Now it will mean moving heaven and earth – and House – to distinguish between the wheat of party-apolitical moves to rid us of the rot (the executive presidency per se plus a chance for ‘Gota’ to ‘go home’); and the chaff of sinister attempts to dilute the people’s sovereignty with spurious personal ambition. The latter courtesy a private member’s motion whereby a recalibrated presidentialism (and together with it, the opportunity for political dynasties of any colour to live to fight another day) can be smuggled in through back doors left open.
Wijeyadasa Rajapakshe won’t be the last legislator to fall prey to the insidious allure of that all-powerful office. He shan’t be the last if Ranil Wickremesinghe – architect of a few good ideas fallen out of favour because the petitioner doesn’t practise what he preached – has a final word.

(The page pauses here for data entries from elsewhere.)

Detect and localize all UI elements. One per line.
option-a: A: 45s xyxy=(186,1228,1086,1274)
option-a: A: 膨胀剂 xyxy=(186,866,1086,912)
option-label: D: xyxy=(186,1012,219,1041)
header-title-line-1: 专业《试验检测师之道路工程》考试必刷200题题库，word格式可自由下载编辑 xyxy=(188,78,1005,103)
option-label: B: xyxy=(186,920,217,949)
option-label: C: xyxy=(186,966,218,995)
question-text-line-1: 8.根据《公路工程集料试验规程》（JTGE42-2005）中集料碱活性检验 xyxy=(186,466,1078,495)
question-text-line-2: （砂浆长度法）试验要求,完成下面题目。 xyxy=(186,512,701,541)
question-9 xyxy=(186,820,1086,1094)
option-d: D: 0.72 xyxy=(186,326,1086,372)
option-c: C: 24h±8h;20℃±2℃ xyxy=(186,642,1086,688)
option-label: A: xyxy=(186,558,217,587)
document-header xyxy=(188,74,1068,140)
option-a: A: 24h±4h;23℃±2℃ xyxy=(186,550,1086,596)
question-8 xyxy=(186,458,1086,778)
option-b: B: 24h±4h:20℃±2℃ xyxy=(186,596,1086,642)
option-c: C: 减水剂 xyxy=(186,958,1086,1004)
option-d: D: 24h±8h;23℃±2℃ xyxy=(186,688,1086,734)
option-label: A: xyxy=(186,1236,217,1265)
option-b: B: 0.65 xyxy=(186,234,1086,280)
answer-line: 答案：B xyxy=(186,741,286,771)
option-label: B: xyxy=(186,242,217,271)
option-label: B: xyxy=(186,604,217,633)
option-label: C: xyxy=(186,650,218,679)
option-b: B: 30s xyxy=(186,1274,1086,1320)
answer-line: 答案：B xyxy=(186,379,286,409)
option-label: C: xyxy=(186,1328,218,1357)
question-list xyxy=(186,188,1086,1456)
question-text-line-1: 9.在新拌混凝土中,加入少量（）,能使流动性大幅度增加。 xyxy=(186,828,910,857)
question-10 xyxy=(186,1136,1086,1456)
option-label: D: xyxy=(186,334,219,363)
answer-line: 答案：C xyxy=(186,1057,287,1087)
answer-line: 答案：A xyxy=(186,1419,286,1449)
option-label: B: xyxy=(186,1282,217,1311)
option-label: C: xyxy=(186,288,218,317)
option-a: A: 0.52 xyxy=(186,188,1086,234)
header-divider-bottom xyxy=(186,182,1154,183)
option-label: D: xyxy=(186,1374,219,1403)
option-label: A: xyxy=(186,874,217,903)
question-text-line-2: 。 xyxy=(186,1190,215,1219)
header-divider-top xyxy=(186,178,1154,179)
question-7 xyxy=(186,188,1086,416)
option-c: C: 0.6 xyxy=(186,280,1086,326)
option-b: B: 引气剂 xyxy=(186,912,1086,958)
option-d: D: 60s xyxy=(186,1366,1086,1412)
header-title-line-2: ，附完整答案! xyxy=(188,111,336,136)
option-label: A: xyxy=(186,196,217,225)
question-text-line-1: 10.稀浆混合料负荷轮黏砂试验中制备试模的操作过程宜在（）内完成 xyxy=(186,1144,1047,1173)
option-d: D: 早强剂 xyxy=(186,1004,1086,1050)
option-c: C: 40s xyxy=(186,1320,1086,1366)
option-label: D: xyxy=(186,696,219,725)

This is only the beginning of a real battle for our very survival as a democratic republic and an economy worth talking about in a global milieu where nation states can be driven into the ground quite deliberately or carelessly – take your pick.
But to find a meaningful middle path between embracing ‘realpolitik’ without unconscionably abandoning the ethos of the #Struggle on our streets today will be a bigger challenge for leaders of tomorrow with a larger vision than a president not many want or a prime minister no one elected.